Well, will Kitty cease looking at me as she looked at me today?
No.
And will Seryozha leave off asking and wondering about my two husbands?
And is there any new feeling I can awaken between Vronsky and me?
Is there possible, if not happiness, some sort of ease from misery?
No, no!" she answered now without the slightest hesitation. "Impossible!
We are drawn apart by life, and I make his unhappiness, and he mine, and there's no altering him or me.
Every attempt has been made, the screw has come unscrewed.
Oh, a beggar woman with a baby.
She thinks I'm sorry for her.
Aren't we all flung into the world only to hate each other, and so to torture ourselves and each other?
Schoolboys coming--laughing Seryozha?" she thought. "I thought, too, that I loved him, and used to be touched by my own tenderness.
But I have lived without him, I gave him up for another love, and did not regret the exchange till that love was satisfied."
And with loathing she thought of what she meant by that love.
And the clearness with which she saw life now, her own and all men's, was a pleasure to her.
"It's so with me and Pyotr, and the coachman, Fyodor, and that merchant, and all the people living along the Volga, where those placards invite one to go, and everywhere and always," she thought when she had driven under the low-pitched roof of the Nizhigorod station, and the porters ran to meet her.

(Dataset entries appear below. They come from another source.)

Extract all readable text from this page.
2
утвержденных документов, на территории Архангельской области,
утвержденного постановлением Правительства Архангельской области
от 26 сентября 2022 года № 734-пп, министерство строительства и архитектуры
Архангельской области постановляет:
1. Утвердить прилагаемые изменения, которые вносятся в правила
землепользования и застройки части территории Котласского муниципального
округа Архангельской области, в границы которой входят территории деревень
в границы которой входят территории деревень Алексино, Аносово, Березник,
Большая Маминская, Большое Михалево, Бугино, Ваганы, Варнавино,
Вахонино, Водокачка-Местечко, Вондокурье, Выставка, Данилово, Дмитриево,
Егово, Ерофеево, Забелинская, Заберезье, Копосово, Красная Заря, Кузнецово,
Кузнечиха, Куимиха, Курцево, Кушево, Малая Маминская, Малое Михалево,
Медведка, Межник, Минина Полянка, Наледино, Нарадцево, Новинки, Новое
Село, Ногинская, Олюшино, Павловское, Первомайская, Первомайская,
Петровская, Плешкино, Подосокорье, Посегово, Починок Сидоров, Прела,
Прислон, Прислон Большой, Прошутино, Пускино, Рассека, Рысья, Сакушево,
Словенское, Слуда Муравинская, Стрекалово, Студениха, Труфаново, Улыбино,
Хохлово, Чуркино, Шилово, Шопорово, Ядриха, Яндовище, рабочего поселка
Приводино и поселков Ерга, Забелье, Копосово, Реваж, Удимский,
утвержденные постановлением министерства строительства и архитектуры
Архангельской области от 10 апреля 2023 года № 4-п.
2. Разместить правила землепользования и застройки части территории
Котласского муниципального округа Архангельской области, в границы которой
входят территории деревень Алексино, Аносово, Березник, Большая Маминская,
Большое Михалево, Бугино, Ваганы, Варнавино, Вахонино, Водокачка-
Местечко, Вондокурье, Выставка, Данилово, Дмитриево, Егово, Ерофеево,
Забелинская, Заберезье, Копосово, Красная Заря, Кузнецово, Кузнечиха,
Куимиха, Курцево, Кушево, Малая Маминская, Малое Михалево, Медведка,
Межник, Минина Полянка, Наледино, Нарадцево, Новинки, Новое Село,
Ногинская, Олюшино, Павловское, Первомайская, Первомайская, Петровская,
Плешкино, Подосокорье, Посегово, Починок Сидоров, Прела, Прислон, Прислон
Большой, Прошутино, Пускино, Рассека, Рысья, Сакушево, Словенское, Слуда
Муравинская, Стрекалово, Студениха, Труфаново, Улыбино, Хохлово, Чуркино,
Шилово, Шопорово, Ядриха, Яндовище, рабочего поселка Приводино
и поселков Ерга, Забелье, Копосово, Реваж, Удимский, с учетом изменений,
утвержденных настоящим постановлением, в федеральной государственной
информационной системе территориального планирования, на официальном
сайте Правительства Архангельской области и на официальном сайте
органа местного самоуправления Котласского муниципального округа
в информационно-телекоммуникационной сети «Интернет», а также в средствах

"A ticket to Obiralovka?" said Pyotr.
She had utterly forgotten where and why she was going, and only by a great effort she understood the question.
"Yes," she said, handing him her purse, and taking a little red bag in her hand, she got out of the carriage.
Making her way through the crowd to the first-class waiting-room, she gradually recollected all the details of her position, and the plans between which she was hesitating.
And again at the old sore places, hope and then despair poisoned the wounds of her tortured, fearfully throbbing heart.
As she sat on the star-shaped sofa waiting for the train, she gazed with aversion at the people coming and going (they were all hateful to her), and thought how she would arrive at the station, would write him a note, and what she would write to him, and how he was at this moment complaining to his mother of his position, not understanding her sufferings, and how she would go into the room, and what she would say to him.
Then she thought that life might still be happy, and how miserably she loved and hated him, and how fearfully her heart was beating.
Chapter 31
A bell rang, some young men, ugly and impudent, and at the same time careful of the impression they were making, hurried by. Pyotr, too, crossed the room in his livery and top-boots, with his dull, animal face, and came up to her to take her to the train.
Some noisy men were quiet as she passed them on the platform, and one whispered something about her to another-- something vile, no doubt.
She stepped up on the high step, and sat down in a carriage by herself on a dirty seat that had been white.
Her bag lay beside her, shaken up and down by the springiness of the seat.
With a foolish smile Pyotr raised his hat, with its colored band, at the window, in token of farewell; an impudent conductor slammed the door and the latch.
A grotesque-looking lady wearing a bustle (Anna mentally undressed the woman, and was appalled at her hideousness), and a little girl laughing affectedly ran down the platform.
"Katerina Andreevna, she's got them all, _ma tante!_" cried the girl.
"Even the child's hideous and affected," thought Anna.
To avoid seeing anyone, she got up quickly and seated herself at the opposite window of the empty carriage.
A misshapen-looking peasant covered with dirt, in a cap from which his tangled hair stuck out all round, passed by that window, stooping down to the carriage wheels.
"There's something familiar about that hideous peasant," thought Anna.
And remembering her dream, she moved away to the opposite door, shaking with terror.
The conductor opened the door and let in a man and his wife.
"Do you wish to get out?"
Anna made no answer.
The conductor and her two fellow-passengers did not notice under her veil her panic-stricken face.